The report also looks at the factors driving the growth of the PRS:
1. The number of younger adults forming new households is increasing
2. Prices in the for-sale sector are at record highs and available properties are at record lows. Consequently ‘rentership rates for younger and middle-aged households rose sharply in 2009–2019, likely signalling delayed transitions to homeownership’.
3. The number of older renters is growing rapidly.

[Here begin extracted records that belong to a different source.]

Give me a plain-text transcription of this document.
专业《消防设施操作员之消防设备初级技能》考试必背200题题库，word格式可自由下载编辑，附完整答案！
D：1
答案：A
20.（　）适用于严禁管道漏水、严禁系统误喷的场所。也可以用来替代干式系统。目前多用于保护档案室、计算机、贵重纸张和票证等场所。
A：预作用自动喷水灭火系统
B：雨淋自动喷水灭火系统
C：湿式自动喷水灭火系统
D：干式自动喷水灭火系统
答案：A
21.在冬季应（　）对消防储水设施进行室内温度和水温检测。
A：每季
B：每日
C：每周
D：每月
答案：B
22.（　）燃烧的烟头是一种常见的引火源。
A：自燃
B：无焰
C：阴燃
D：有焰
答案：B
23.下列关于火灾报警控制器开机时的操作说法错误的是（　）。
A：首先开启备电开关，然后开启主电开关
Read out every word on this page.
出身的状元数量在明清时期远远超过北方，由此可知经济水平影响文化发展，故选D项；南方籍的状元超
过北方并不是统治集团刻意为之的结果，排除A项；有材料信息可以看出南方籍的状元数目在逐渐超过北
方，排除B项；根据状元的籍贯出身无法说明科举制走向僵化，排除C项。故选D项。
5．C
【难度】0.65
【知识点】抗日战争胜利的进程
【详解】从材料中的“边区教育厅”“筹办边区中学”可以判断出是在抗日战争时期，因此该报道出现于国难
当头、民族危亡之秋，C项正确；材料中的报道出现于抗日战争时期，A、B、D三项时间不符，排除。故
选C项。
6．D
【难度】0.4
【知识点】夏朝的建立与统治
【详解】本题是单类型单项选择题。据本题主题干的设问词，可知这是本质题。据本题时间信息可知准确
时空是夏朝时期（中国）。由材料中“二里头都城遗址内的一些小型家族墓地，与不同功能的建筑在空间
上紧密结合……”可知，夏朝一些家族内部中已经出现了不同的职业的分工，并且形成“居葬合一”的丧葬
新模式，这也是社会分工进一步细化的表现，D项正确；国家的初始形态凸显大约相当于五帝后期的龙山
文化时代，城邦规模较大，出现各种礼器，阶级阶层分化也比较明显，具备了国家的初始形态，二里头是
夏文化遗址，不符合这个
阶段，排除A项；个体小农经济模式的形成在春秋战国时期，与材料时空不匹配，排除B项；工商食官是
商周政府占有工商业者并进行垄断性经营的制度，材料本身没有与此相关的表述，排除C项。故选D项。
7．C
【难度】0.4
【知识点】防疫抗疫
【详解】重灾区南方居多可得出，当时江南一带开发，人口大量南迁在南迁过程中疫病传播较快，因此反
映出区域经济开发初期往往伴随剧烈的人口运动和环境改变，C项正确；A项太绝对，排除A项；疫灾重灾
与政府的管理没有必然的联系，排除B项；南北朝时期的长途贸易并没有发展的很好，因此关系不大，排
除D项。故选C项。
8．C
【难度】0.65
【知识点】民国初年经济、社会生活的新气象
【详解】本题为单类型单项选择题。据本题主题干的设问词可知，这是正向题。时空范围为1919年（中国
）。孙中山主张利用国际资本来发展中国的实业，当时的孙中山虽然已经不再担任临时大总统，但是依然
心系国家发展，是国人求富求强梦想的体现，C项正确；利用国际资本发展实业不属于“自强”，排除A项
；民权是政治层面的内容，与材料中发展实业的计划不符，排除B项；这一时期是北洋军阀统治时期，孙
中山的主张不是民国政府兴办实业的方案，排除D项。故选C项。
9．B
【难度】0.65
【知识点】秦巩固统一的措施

All of the above points towards some of the ‘big picture’, structural processes that are driving rental sector growth. Big picture processes also featured in a second recent report, which I hope to discuss next week. My Home is an Asset Class was published by the European parliamentary group Greens/EFA a couple of weeks back. It represents a very original contribution to the debate on the financialization of the PRS. Specifically, the report is novel in three respects. First, it takes a political economy perspectives that focuses primarily on financial market structures and processes (rather than on, for example, housing policy or demographic drivers). Second, it focuses on the European level which sheds very interesting light on the presence of financial institutions in the PRS across Europe. Third, it proposes European level solutions. I’ll look at all three aspects in next week’s instalment of The Week in Housing.
Events
Richard Waldron of Queens is giving a Focus Lunchtime Lecture on generation rent and precarity. The Housing Studies Association annual conference is now open for registration. The conference is in ‘hybrid’ form this year. In June 2022 the Global Conference on Economic geography will take place in Dublin, and there is a call for papers for this session on ‘Corporate Landlords’. If you missed it, the launch of the Focus Ireland report on domestic violence and family homelessness is available to watch online.
What I’m reading
Two new papers on the PRS and housing activism. This one by Adrian Soaita, just out this week, looking at ‘everyday activism’ of PRS tenants (including a novel methodology). And this one on grassroots struggles against financialization in Spain. Also on the tenant activism front, what looks like a really interesting new paper looking at tenant activism in Berlin in the ‘60s and ‘70s.